At this point, if you refresh the Spark web UI mentioned above, you should see a new entry under Framework History.
When you are done, remember to terminate the cluster:
ec2/spark-ec2 destroy marcs-test
You can find copies of the log files for tasks by ssh'ing to one of the nodes and looking in /mnt/mesos-work/slaves/
Other clojure apis
After working on this, I found another Clojure API for Spark project: https://github.com/markhamstra/spark/tree/master/cljspark
It's a bit more complete, but no examples. You might find good ideas in both projects.
Known Issues
Function serialization
You must create your anonymous functions using serializable.fn/fn, as in:
(ns ...
(:require \[serializable.fn :as sfn\]))
(sfn/fn my-inc \[x\] (+ x 1))
Do not use clojure.core/fn or #(). This is necessary because the anonymous function must be serialized so it can be passed around to distributed tasks.
AOT compilation
Generally speaking, any functions that are used in the Spark calls will need to be part of AOT compiled namespaces. I.e. they need to be compiled or the distributed Spark tasks will not be able to find them.

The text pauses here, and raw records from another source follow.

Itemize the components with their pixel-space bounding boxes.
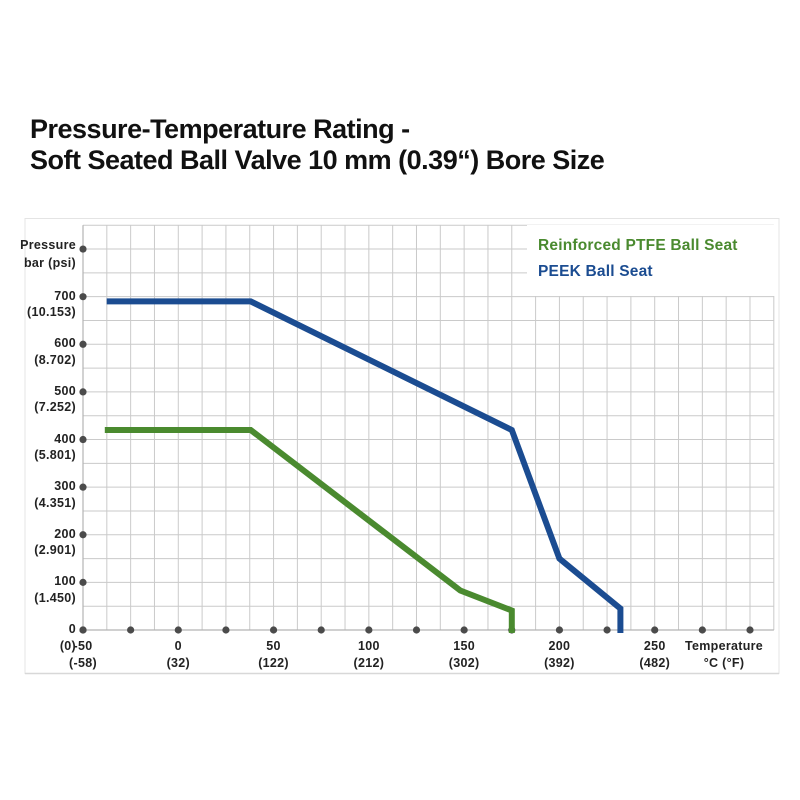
- x-axis-dot: [222, 626, 230, 634]
- x-axis-dot: [651, 626, 659, 634]
- x-axis-dot: [746, 626, 754, 634]
- y-axis-dot: [79, 531, 87, 539]
- page-title-line2: Soft Seated Ball Valve 10 mm (0.39“) Bor…: [30, 145, 605, 175]
- chart-legend: Reinforced PTFE Ball Seat PEEK Ball Seat: [527, 225, 776, 296]
- legend-item-peek: PEEK Ball Seat: [538, 263, 653, 280]
- x-axis-dot: [555, 626, 564, 634]
- y-axis-dot: [79, 293, 87, 301]
- y-axis-dot: [79, 483, 87, 491]
- page-title-line1: Pressure-Temperature Rating -: [30, 114, 410, 144]
- x-axis-dot: [365, 626, 373, 634]
- x-axis-dot: [460, 626, 468, 634]
- x-axis-dot: [412, 626, 421, 634]
- y-axis-dot: [79, 340, 87, 348]
- series-line-peek: [106, 298, 624, 633]
- y-axis-dot: [79, 388, 87, 396]
- y-axis-dot: [79, 626, 87, 634]
- y-axis-dot: [79, 245, 87, 253]
- page-title: Pressure-Temperature Rating - Soft Seate…: [30, 114, 605, 176]
- x-axis-dot: [269, 626, 278, 634]
- y-axis-dot: [79, 578, 87, 586]
- series-line-ptfe: [104, 427, 515, 633]
- x-axis-dot: [603, 626, 611, 634]
- x-axis-dot: [317, 626, 325, 634]
- x-axis-dot: [174, 626, 182, 634]
- x-axis-dot: [698, 626, 706, 634]
- y-axis-dot: [79, 435, 87, 444]
- x-axis-dot: [127, 626, 135, 634]
- legend-item-ptfe: Reinforced PTFE Ball Seat: [538, 237, 738, 254]
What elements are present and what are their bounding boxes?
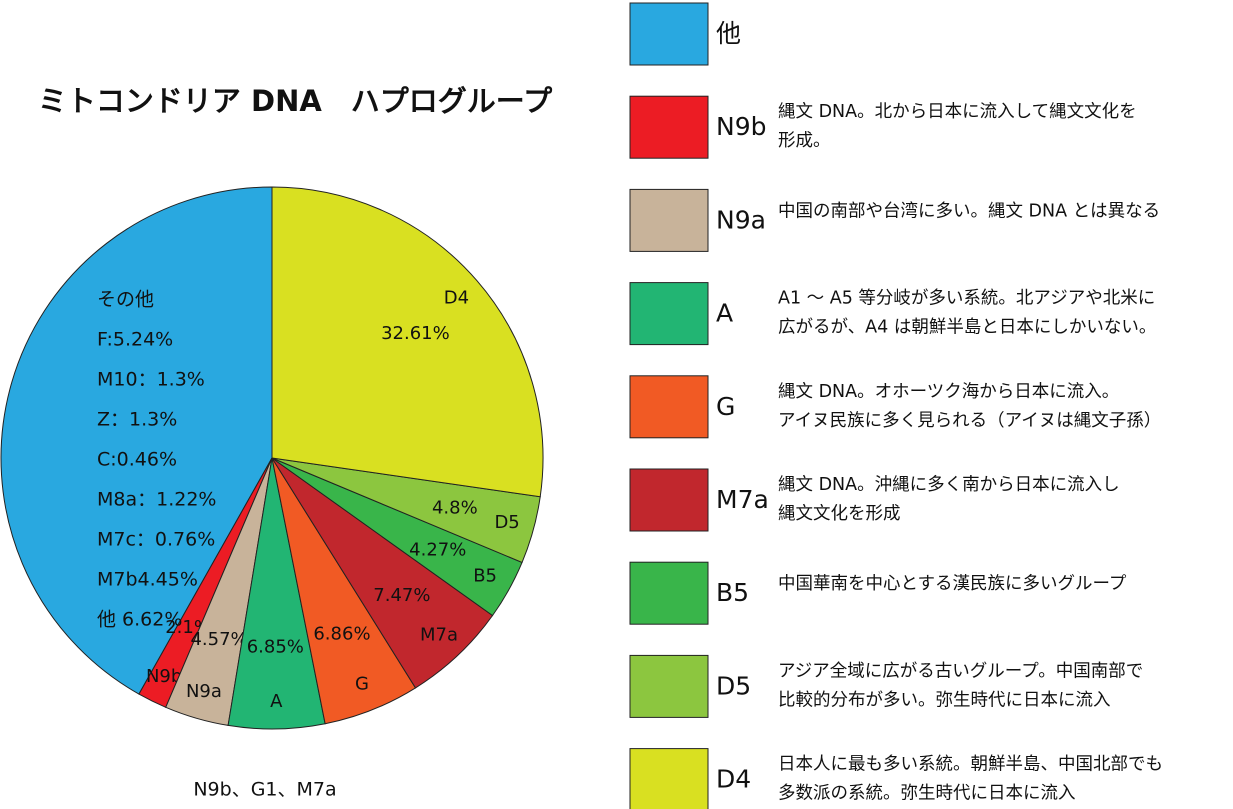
legend-label: N9a — [716, 205, 766, 234]
other-breakdown: M10：1.3% — [97, 369, 205, 391]
legend-label: G — [716, 392, 735, 421]
legend-label: A — [716, 299, 733, 328]
legend-description: 縄文 DNA。オホーツク海から日本に流入。 — [778, 382, 1119, 402]
other-breakdown: M8a：1.22% — [97, 489, 216, 511]
other-breakdown: その他 — [97, 289, 154, 311]
legend-description: アジア全域に広がる古いグループ。中国南部で — [778, 661, 1143, 681]
legend-description: 縄文 DNA。北から日本に流入して縄文文化を — [778, 102, 1137, 122]
pie-slice — [0, 186, 273, 695]
slice-label: D5 — [494, 512, 519, 533]
other-breakdown: M7b4.45% — [97, 569, 198, 591]
legend-description: 比較的分布が多い。弥生時代に日本に流入 — [778, 690, 1111, 710]
slice-value-label: 7.47% — [373, 585, 430, 606]
legend-description: 形成。 — [778, 131, 831, 151]
legend-description: 広がるが、A4 は朝鮮半島と日本にしかいない。 — [778, 318, 1156, 338]
legend-description: 縄文文化を形成 — [778, 504, 901, 524]
legend-swatch — [629, 468, 709, 532]
other-breakdown: Z：1.3% — [97, 409, 177, 431]
other-breakdown: C:0.46% — [97, 449, 177, 471]
legend-swatch — [629, 95, 709, 159]
legend-label: D4 — [716, 765, 751, 794]
slice-label: M7a — [420, 625, 458, 646]
legend-description: 中国華南を中心とする漢民族に多いグループ — [778, 574, 1127, 594]
other-breakdown: M7c：0.76% — [97, 529, 215, 551]
pie-slice — [271, 186, 544, 498]
slice-label: D4 — [444, 287, 469, 308]
slice-value-label: 32.61% — [381, 323, 450, 344]
legend-swatch — [629, 654, 709, 718]
legend-description: 中国の南部や台湾に多い。縄文 DNA とは異なる — [778, 201, 1160, 221]
legend-swatch — [629, 561, 709, 625]
footnote: N9b、G1、M7a — [193, 779, 336, 801]
slice-value-label: 6.85% — [247, 637, 304, 658]
slice-value-label: 6.86% — [313, 623, 370, 644]
slice-value-label: 4.8% — [432, 498, 478, 519]
legend-description: 多数派の系統。弥生時代に日本に流入 — [778, 784, 1076, 804]
slice-label: N9a — [186, 681, 222, 702]
slice-label: N9b — [146, 666, 182, 687]
legend-description: 日本人に最も多い系統。朝鮮半島、中国北部でも — [778, 755, 1163, 775]
legend-swatch — [629, 282, 709, 346]
legend-swatch — [629, 375, 709, 439]
legend-label: D5 — [716, 671, 751, 700]
legend-label: N9b — [716, 112, 766, 141]
slice-value-label: 4.27% — [409, 539, 466, 560]
legend-description: 縄文 DNA。沖縄に多く南から日本に流入し — [778, 475, 1120, 495]
legend-label: M7a — [716, 485, 769, 514]
slice-label: B5 — [473, 566, 497, 587]
legend-swatch — [629, 188, 709, 252]
slice-label: A — [270, 691, 283, 712]
legend-label: 他 — [716, 19, 741, 48]
legend-label: B5 — [716, 578, 749, 607]
chart-title: ミトコンドリア DNA ハプログループ — [38, 84, 553, 118]
legend-swatch — [629, 748, 709, 809]
legend-swatch — [629, 2, 709, 66]
legend-description: アイヌ民族に多く見られる（アイヌは縄文子孫） — [778, 411, 1161, 431]
slice-value-label: 4.57% — [190, 629, 247, 650]
other-breakdown: 他 6.62% — [97, 609, 182, 631]
legend-description: A1 ～ A5 等分岐が多い系統。北アジアや北米に — [778, 289, 1155, 309]
other-breakdown: F:5.24% — [97, 329, 173, 351]
slice-label: G — [355, 674, 369, 695]
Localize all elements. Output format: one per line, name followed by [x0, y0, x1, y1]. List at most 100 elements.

In some cases, compiling on the fly might work also:
(compile 'your-namespace)
But you need to do this somewhere where it will be executed for each task.
NOTE: This should be avoidable using the serializable.fn as above, but I did not get that to work in my initial attempts.
None of the Double* method are implemented
The Spark Java API provides versions of some methods that accept or return Doubles. E.g. (copied from Spark docs, using Scala syntax):
def map[R](f: DoubleFunction[T]): JavaDoubleRDD
So class DoubleFunction<T> has a function type of T => Double
Compare this to the standard:
def map[R](f: Function[T, R]): JavaRDD[R]
Where Function<T, R> has type T => R
I didn't wrap any of these. To be honest, I don't see why they are needed. Maybe I'm missing something or maybe it just doesn't matter when called from a dynamically typed language like Clojure. Instead of DoubleFunction[T], just use Function<T, Double> which has type T => Double. I don't see why this wouldn't work, but interested to know if there is a case where this fails or is sub-optimal.